Pandas Tidbits


Last semester and the beginning of this semester I picked up on some research work for my professor. Since the work involves heavy use of a somewhat large dataset I use Pandas quite frequently for manipulation of data.

During my last use of Pandas I was pulling my hair out attempting to do things that should be simple, especially with a library meant for dealing with this kind of data. Fortunately, some nice people on StackOverflow helped out and with some fiddling I solved my other issues. Anyways, onto the problems …

First is just an easy, more convenient way to create a frequency table based off a pair of columns from our parent dataset.

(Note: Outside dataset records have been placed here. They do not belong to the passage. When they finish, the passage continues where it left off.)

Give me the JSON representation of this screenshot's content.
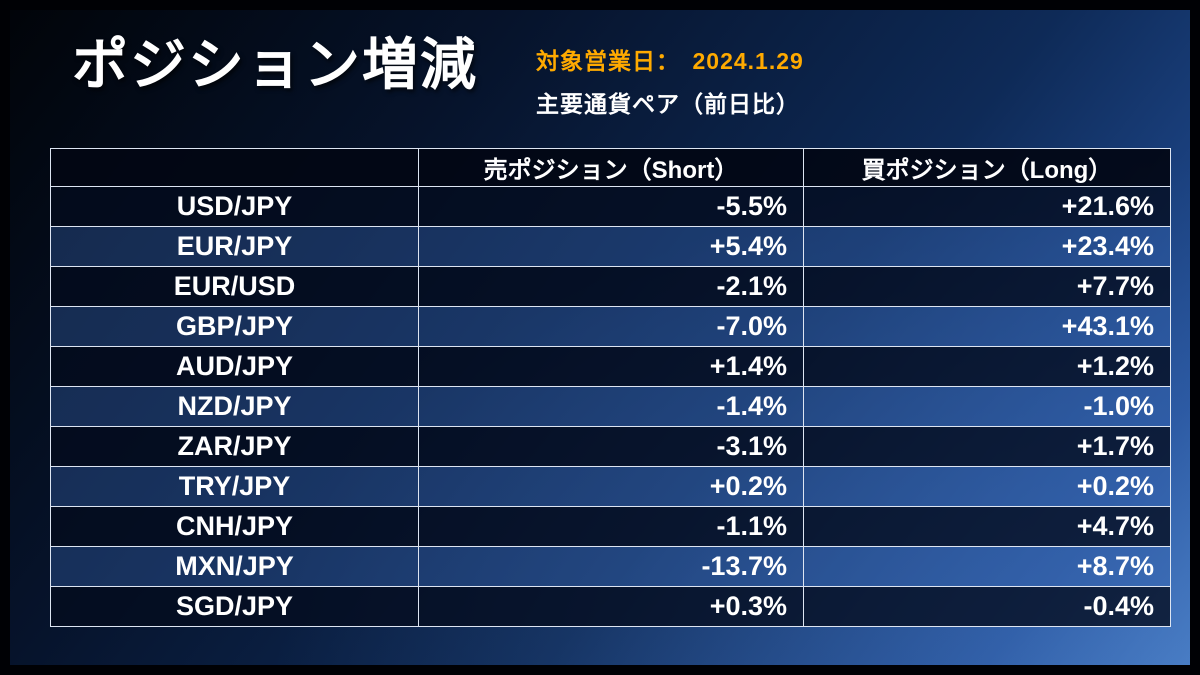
{
  "header": {
    "title": "ポジション増減",
    "date_label": "対象営業日：　2024.1.29",
    "subtitle": "主要通貨ペア（前日比）"
  },
  "chart_data": {
    "type": "table",
    "title": "ポジション増減 主要通貨ペア（前日比） 対象営業日 2024.1.29",
    "columns": [
      "",
      "売ポジション（Short）",
      "買ポジション（Long）"
    ],
    "rows": [
      {
        "pair": "USD/JPY",
        "short": "-5.5%",
        "long": "+21.6%"
      },
      {
        "pair": "EUR/JPY",
        "short": "+5.4%",
        "long": "+23.4%"
      },
      {
        "pair": "EUR/USD",
        "short": "-2.1%",
        "long": "+7.7%"
      },
      {
        "pair": "GBP/JPY",
        "short": "-7.0%",
        "long": "+43.1%"
      },
      {
        "pair": "AUD/JPY",
        "short": "+1.4%",
        "long": "+1.2%"
      },
      {
        "pair": "NZD/JPY",
        "short": "-1.4%",
        "long": "-1.0%"
      },
      {
        "pair": "ZAR/JPY",
        "short": "-3.1%",
        "long": "+1.7%"
      },
      {
        "pair": "TRY/JPY",
        "short": "+0.2%",
        "long": "+0.2%"
      },
      {
        "pair": "CNH/JPY",
        "short": "-1.1%",
        "long": "+4.7%"
      },
      {
        "pair": "MXN/JPY",
        "short": "-13.7%",
        "long": "+8.7%"
      },
      {
        "pair": "SGD/JPY",
        "short": "+0.3%",
        "long": "-0.4%"
      }
    ],
    "colors": {
      "accent_date": "#ffaa00",
      "text": "#ffffff",
      "background_dark": "#010409",
      "background_light": "#3f74bd"
    }
  }
}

freq_table = pd.concat([df[a], df[b]]).value_counts().reset_index()
freq_table.columns = ['value', 'freq']

If you want the probability it’s just one step more:

freq_table.freq.divide(freq_table.freq.sum())
# or, for frequency squared
freq_table.freq.divide(freq_table.freq.sum()).apply(lambda x: pow(x, 2))

I needed to insert new blank (zero valued) rows between existing values in a table within a range. So, if the column I’m using has the range 2 through 23, but is missing half those values I need blank rows for 6, 9, 15, etc that are missing.

df.index = df.column_name
df.reindex(
    numpy.arange(
        df.column_name.min(),
        df.column_name.max() + 1
    ),
    fill_value=0
)

Last, but not least, this is just a convenient way to randomly sample any number of rows from a given dataframe:

df.ix[random.sample(df.index, n)]

Hope this helps some people out there.